| |
Korte beschrijving van St. Helena.
St. Helena, de tweede, en - zoo als wij tot God hopen - de laatste verbanningsplaats van dat alleenstaande monster in de Geschiedenis, 't welk millioenen malen den dood verdiend had, trekt thans ieders aandacht door geheel Europa. Het zal dus niet ongepast zijn, daarvan eene kleine beschrijving mede te deelen.
St. Helena, op 15 Gr. 55 Min. Zuiderbreedte, en 5 Gr. 49 Min.
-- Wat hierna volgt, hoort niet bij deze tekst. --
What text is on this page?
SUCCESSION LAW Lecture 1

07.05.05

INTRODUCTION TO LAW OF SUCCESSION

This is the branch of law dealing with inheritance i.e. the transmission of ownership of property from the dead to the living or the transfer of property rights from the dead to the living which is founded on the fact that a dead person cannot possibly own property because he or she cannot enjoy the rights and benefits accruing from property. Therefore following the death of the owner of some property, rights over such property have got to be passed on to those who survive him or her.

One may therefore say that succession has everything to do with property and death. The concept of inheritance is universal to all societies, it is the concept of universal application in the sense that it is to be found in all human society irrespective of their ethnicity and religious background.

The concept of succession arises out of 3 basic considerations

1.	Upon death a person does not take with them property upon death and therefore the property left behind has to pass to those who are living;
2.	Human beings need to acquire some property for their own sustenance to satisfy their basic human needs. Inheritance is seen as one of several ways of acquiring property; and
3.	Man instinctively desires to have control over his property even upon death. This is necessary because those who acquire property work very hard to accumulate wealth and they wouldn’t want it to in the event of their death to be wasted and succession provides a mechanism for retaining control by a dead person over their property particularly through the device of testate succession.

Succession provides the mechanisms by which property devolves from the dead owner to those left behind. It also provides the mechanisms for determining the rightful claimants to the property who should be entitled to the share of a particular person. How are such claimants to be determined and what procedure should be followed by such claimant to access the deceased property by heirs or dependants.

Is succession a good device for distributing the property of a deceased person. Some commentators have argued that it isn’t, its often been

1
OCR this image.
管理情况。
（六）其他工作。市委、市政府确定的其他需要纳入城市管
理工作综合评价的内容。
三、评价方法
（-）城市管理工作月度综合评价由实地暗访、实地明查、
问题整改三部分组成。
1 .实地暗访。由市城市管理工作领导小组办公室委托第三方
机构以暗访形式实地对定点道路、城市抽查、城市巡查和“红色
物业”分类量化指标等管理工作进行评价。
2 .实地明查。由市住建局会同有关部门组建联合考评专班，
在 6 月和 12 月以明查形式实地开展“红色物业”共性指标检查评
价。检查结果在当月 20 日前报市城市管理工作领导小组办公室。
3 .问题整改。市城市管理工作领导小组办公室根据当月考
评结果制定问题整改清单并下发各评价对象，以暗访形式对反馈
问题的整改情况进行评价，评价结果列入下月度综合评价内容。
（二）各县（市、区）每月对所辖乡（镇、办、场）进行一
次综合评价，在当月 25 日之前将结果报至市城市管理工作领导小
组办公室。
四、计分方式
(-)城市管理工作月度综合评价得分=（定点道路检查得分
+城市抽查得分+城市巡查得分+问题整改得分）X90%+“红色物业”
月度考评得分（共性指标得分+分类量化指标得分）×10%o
Westerlengte, naar de middellijn van Greenwich, bijna in het midden tusschen Afrika en Amerika gelegen, bevindt zich dus nog binnen de heete luchtstreek tusschen de keerkringen. Deszelfs uitgestrektheid wordt verschillend opgegeven; volgens raynal, zou het 28 of 29 mijlen bedragen Wanneer dit Engelsche mijlen zijn, waarvan er 3 in een uur gaan, komt het de latere opgaven nabij, die het eiland omtrent 10 uren in den omtrek geven.
| |
| |
De ligging van dit eiland verschaft hetzelve eene menigte voordeelen. De hette der luchtstreek wordt en door den zeer bepaalden omtrek, die overal toegang aan de verkoelende zeedampen geeft, en door den geregeld waaijenden zuidooster passaatwind, en door de hoogte getemperd. Immers St. Helena is eene enkele rots die zich 2,700 voeten boven de oppervlakte der zee verheft. Tevens was het van veel belang voor de Engelschen, eer zij bezitters waren van de Kaap de Goede Hoop, als rustpunt voor hunne O.I. schepen op den langen weg om Afrika heen. Dit verschafte toen, en ook nog in zekere mate, bij de komst der Oostindische en China - vloten, gelegenheid tot een ruim vertier voor de ingezetenen, die daardoor ook weldra in getal aanzienlijk toenamen, uitgelokt, behalve door de gelegenheid tot winstbejag, ook door de gezondheid des eilands. Dezelfde oorzaken toch, die eene bestendige gematigde luchtsgesteldheid onderhouden, (zelden klimt er, volgens potter, de thermometer boven 84, of daalt er beneden 54, zelfs wanneer men de uiterste hoogte en de laagste valleijen rekent) zijn voor het leven en de welvaart van belang. Het is dan ook niets zeldzaams, hier grijsaards van 70 en 80 jaren met frissche krachten de rotsen te zien beklauteren. Gezondheid bloeit er op de wangen; de reiziger, van scheurbuik of andere ziekten aangetast, geneest kort nadat hij dit bekoorlijk gewest heeft aangedaan. Het schijnt, alsof de Natuur hier eene eeuwig kalme en verkwikkende schuilplaats tegen de kwalen, zoo wel als tegen de stormen der keerkringen hebbe opgeworpen. Immers die stormen, die onweders, welke zoo dikwert de Antillen en andere tropische gewesten beroeren en omkeeren, vindt men niet op St. Helena. Verheven boven die vreesselijke natuurverschijnselen,
verwijderd van de nog vreesselijker staatsorkanen, leeft de bewoner van dat vreedzame gewest in eene benijdenswaardige rust en eenvormigheid, zoo wel wat het physieke als staatkundige aangaat. Welk een contrast met den levensloop des grooten boosdoeners, die hier meer eene bekoorlijke schuilplaats voor zijne latere dagen, dan eene verdiende strafplaats vindt!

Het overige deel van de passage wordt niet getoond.